道都の中心部。創成川の東一帯を、「創成東」と呼ぶ。
札幌都心の外部の内側であり、内部の外側だ。都心と郊外が交わるこの境界域で、地域の複雑な歴史が織られてきた。

開拓使の時代(1869~1882年)。札幌のまちづくりの基盤を担ったのが、「創成東」に作られた器械場だ。お雇い外国人たちが、欧米の最先端の機械群をフル稼動させて建築資材や農工具などを作り出した。そのさまは、まるで日本とちがう風景が突然に現れたものだっただろう。札幌神社(北海道神宮)の遥拝所(頓宮)が建てられたころ(1878年)、ここはまだ市街の東端だった。

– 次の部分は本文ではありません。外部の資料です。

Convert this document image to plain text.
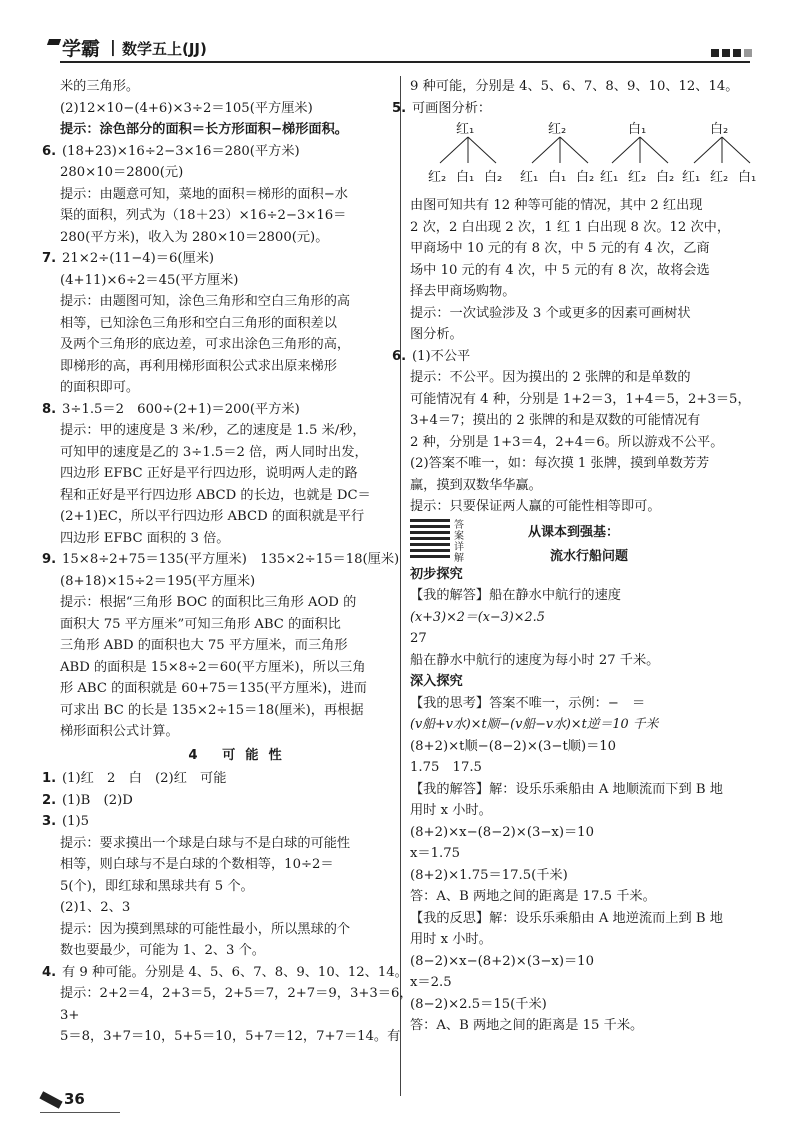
学霸 | 数学五上(JJ)
米的三角形。
(2)12×10−(4+6)×3÷2＝105(平方厘米)
提示：涂色部分的面积＝长方形面积−梯形面积。
6. (18+23)×16÷2−3×16＝280(平方米)
280×10＝2800(元)
提示：由题意可知，菜地的面积＝梯形的面积−水
渠的面积，列式为（18＋23）×16÷2−3×16＝
280(平方米)，收入为 280×10＝2800(元)。
7. 21×2÷(11−4)＝6(厘米)
(4+11)×6÷2＝45(平方厘米)
提示：由题图可知，涂色三角形和空白三角形的高
相等，已知涂色三角形和空白三角形的面积差以
及两个三角形的底边差，可求出涂色三角形的高，
即梯形的高，再利用梯形面积公式求出原来梯形
的面积即可。
8. 3÷1.5＝2　600÷(2+1)＝200(平方米)
提示：甲的速度是 3 米/秒，乙的速度是 1.5 米/秒，
可知甲的速度是乙的 3÷1.5＝2 倍，两人同时出发，
四边形 EFBC 正好是平行四边形，说明两人走的路
程和正好是平行四边形 ABCD 的长边，也就是 DC＝
(2+1)EC，所以平行四边形 ABCD 的面积就是平行
四边形 EFBC 面积的 3 倍。
9. 15×8÷2+75＝135(平方厘米)　135×2÷15＝18(厘米)
(8+18)×15÷2＝195(平方厘米)
提示：根据“三角形 BOC 的面积比三角形 AOD 的
面积大 75 平方厘米”可知三角形 ABC 的面积比
三角形 ABD 的面积也大 75 平方厘米，而三角形
ABD 的面积是 15×8÷2＝60(平方厘米)，所以三角
形 ABC 的面积就是 60+75＝135(平方厘米)，进而
可求出 BC 的长是 135×2÷15＝18(厘米)，再根据
梯形面积公式计算。
4 可能性
1. (1)红　2　白　(2)红　可能
2. (1)B　(2)D
3. (1)5
提示：要求摸出一个球是白球与不是白球的可能性
相等，则白球与不是白球的个数相等，10÷2＝
5(个)，即红球和黑球共有 5 个。
(2)1、2、3
提示：因为摸到黑球的可能性最小，所以黑球的个
数也要最少，可能为 1、2、3 个。
4. 有 9 种可能。分别是 4、5、6、7、8、9、10、12、14。
提示：2+2＝4，2+3＝5，2+5＝7，2+7＝9，3+3＝6，3+
5＝8，3+7＝10，5+5＝10，5+7＝12，7+7＝14。有
9 种可能，分别是 4、5、6、7、8、9、10、12、14。
5. 可画图分析：
红₁	红₂	白₁	白₂
红₂ 白₁ 白₂ 红₁ 白₁ 白₂ 红₁ 红₂ 白₂ 红₁ 红₂ 白₁
由图可知共有 12 种等可能的情况，其中 2 红出现
2 次，2 白出现 2 次，1 红 1 白出现 8 次。12 次中，
甲商场中 10 元的有 8 次，中 5 元的有 4 次，乙商
场中 10 元的有 4 次，中 5 元的有 8 次，故将会选
择去甲商场购物。
提示：一次试验涉及 3 个或更多的因素可画树状
图分析。
6. (1)不公平
提示：不公平。因为摸出的 2 张牌的和是单数的
可能情况有 4 种，分别是 1+2＝3，1+4＝5，2+3＝5，
3+4＝7；摸出的 2 张牌的和是双数的可能情况有
2 种，分别是 1+3＝4，2+4＝6。所以游戏不公平。
(2)答案不唯一，如：每次摸 1 张牌，摸到单数芳芳
赢，摸到双数华华赢。
提示：只要保证两人赢的可能性相等即可。
答案详解
从课本到强基：
流水行船问题
初步探究
【我的解答】船在静水中航行的速度
(x+3)×2＝(x−3)×2.5
27
船在静水中航行的速度为每小时 27 千米。
深入探究
【我的思考】答案不唯一，示例：−　＝
(v船+v水)×t顺−(v船−v水)×t逆＝10 千米
(8+2)×t顺−(8−2)×(3−t顺)＝10
1.75　17.5
【我的解答】解：设乐乐乘船由 A 地顺流而下到 B 地
用时 x 小时。
(8+2)×x−(8−2)×(3−x)＝10
x＝1.75
(8+2)×1.75＝17.5(千米)
答：A、B 两地之间的距离是 17.5 千米。
【我的反思】解：设乐乐乘船由 A 地逆流而上到 B 地
用时 x 小时。
(8−2)×x−(8+2)×(3−x)＝10
x＝2.5
(8−2)×2.5＝15(千米)
答：A、B 两地之间的距离是 15 千米。
36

界隈はその後、札幌の急膨張にやや取り残されていく。都心に隣接しているために、貧しい人々が富の縁(ふち)に貼りはりつくように暮らした時代。母校札幌農学校に教授としてもどった新渡戸稲造は同僚や学生たちと、この地にあった札幌独立教会の日曜学校のとなり(南4条東4丁目)で、貧困のせいで学校に行けない子どもたちのために無料の夜学を開いた。名高い遠友夜学校(1894〜1944年)だ。

戦後の復興から高度成長期へ。そして札幌オリンピックを経て、のちにバブルとも名指された80年代後半からの好況期。道都の人口はふくれあがり、都心の表情も一新したが、地域の空気はさほど変わらなかった。

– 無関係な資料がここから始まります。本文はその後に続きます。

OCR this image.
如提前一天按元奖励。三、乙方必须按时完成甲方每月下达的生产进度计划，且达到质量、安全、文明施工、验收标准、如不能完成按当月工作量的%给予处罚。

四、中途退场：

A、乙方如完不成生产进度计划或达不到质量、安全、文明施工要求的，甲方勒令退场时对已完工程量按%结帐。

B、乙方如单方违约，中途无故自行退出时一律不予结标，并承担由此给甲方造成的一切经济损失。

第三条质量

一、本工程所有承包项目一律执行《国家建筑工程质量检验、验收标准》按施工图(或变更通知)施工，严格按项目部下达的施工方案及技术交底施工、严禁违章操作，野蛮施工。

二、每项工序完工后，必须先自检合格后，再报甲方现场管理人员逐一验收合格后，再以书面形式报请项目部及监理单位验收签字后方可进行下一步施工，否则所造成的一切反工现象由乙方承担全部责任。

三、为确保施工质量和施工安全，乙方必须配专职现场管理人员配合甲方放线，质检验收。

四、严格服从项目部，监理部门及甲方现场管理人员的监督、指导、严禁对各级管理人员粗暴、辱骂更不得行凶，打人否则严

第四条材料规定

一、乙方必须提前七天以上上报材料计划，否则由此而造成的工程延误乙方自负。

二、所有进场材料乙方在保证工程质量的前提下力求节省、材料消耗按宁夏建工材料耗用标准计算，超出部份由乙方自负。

しかし21世紀になって、郊外に拡散していた市民の志向が都心に戻ってくる。「創成東」には高層マンションが続々と建ち上がり、オープンしたてのカフェやブーランジェリーを、街歩きをする人々が発見していく。いくつもの空白や光と影の移ろいがあったからこそ、このまちにはいま独特のたたずまいがあるのだろう。
新しい出来事が湧き上がっている札幌の下町「創成東」を、カイが歩いてみた。